April 5, 2018: Passover meaning

Our readers weigh in.

Letters (photo credit: REUTERS)
Letters
(photo credit: REUTERS)
Passover meaning
Columnist Susan Hattis Rolef confesses that “Passover does not have any religious meaning to me” (“About the Passover Seder, pluralism and tolerance,” Think About It, April 2).
The secular writer prefers a Haggada with additions that “make it more relevant to the present.” She concludes it is high time that ancient Jewish texts be “modernized, updated, throwing out what is objectionable.”
Missing the point of the Seder – linking each Jew to eternity, enabling Jews to participate in rituals that existed before they were born and will continue after they die – Ms. Rolef seems to feel our past is irrelevant.
Another secular Jewess, the late prime minister Golda Meir, came to quite the opposite conclusion.
Rabbi Shlomo Riskin, in his book Torah Lights, relates an anecdote form a dinner honoring Mrs. Meir.
A delegation of Reconstructionist Jews approached the dais and presented her with a Rabbi Mordechai Kaplan Haggada, which substituted the Egyptian experience with the Holocaust. Mrs.
Meir quickly thumbed through it and unceremoniously (even rudely) returned it the group.
“But Madam Prime Minister, you aren’t known to be religious!” they said.
“No, I’m not. But I do make a Seder for my family. And I want my granddaughter to recite the very same words as did my grandmother. I want everyone around the Seder table to participate in eternity.”
ROBERT DUBLIN
Jerusalem
Susan Hattis Rolef repeats a common error by referring to the ancient Hebrews’ “connection to the construction of the pyramids.”
Both the Torah and Egyptian history indicate that there was no connection.
When my wife and I visited Egypt in 1984, we were told that the ancient Egyptians treated the two banks of the Nile differently.

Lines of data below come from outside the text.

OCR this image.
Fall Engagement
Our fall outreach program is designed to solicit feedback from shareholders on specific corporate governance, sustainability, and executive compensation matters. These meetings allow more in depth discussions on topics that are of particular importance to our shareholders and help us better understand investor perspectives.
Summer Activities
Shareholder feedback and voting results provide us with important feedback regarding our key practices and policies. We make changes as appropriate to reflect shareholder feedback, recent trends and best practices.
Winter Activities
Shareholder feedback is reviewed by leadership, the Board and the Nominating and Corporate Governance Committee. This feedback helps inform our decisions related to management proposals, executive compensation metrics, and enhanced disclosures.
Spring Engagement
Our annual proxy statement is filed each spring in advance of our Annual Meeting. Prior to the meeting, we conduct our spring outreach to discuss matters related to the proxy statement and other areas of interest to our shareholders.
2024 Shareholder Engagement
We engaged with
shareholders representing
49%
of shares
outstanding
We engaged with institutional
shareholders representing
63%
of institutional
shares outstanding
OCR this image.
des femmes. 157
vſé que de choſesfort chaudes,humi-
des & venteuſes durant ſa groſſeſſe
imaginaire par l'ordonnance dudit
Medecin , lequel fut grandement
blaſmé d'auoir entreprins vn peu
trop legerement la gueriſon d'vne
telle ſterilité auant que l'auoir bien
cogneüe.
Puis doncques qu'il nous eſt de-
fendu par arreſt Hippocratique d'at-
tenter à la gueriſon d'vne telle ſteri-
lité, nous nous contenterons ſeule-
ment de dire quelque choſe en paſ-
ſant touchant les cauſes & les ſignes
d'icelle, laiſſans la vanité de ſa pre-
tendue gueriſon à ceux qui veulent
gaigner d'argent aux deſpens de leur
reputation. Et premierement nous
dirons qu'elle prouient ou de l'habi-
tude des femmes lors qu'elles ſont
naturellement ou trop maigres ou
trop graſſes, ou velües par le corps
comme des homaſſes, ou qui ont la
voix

One side was for the living, the other for the dead.
Since the structures built for the dead had to be long-lasting, they were built of stone. (Note that the pyramids were built with huge stones.) The living are here for a relatively short time, so their houses could be built of mud bricks.
The Torah tells us that the Hebrews had to make mud bricks for the structures they were building. Therefore, they were building cities for the living, not the pyramids.
HAIM SHALOM SNYDER
Petah Tikva
Meidan’s shame
Regarding “Army Radio’s Meidan suspended over ‘ashamed to be Israeli’ post” (April 3), it is a sad day for us all when radio host Kobi Meidan feels ashamed to be Israeli at the very time our sons are defending our borders.
FREYA BINENFELD
Petah Tikva
I, too, am ashamed that Kobi Meidan is an Israeli.
DAVID STEINHART
Petah Tikva
Seeing thelight
With regard to “Top Jewish Labour Party donor quits over antisemitism” (April 3), Sir David Garrard is quoted as saying: “As one of the former leading political and financial supporters of the Labour Party, of which I was a member for so many decades, I no longer feel any affinity with, or connection to, what it seems to have become.”
Now it is time to come live in Israel.
EALLAN HIRSHFELD
Ra’anana
Ultimate kashrut
As a vegan, I read with interest “Why Israel needs kashrut reform” (Comment & Features, April 3) by Rabbi Rafi Feuerstein, a founder of Tzohar. Kudos to this rabbinical organization for trying to do this, but considering all that can go wrong from farm to slaughterhouse, butcher shop and kitchen table, the surest way to insure kashrut is through animal- free diets.
Rabbi David Rosen, former chief rabbi of Ireland, wrote in Rabbis and Vegetarianism: “As it is halachically prohibited to harm oneself and as healthy, nutritious vegetarian alternatives are easily available, meat consumption has become halachically unjustifiable.”
He also wrote that “the current treatment of animals in the livestock trade definitely renders the consumption of meat as halachically unacceptable as the product of illegitimate means.”
To be most consistent with basic Jewish values, go vegan!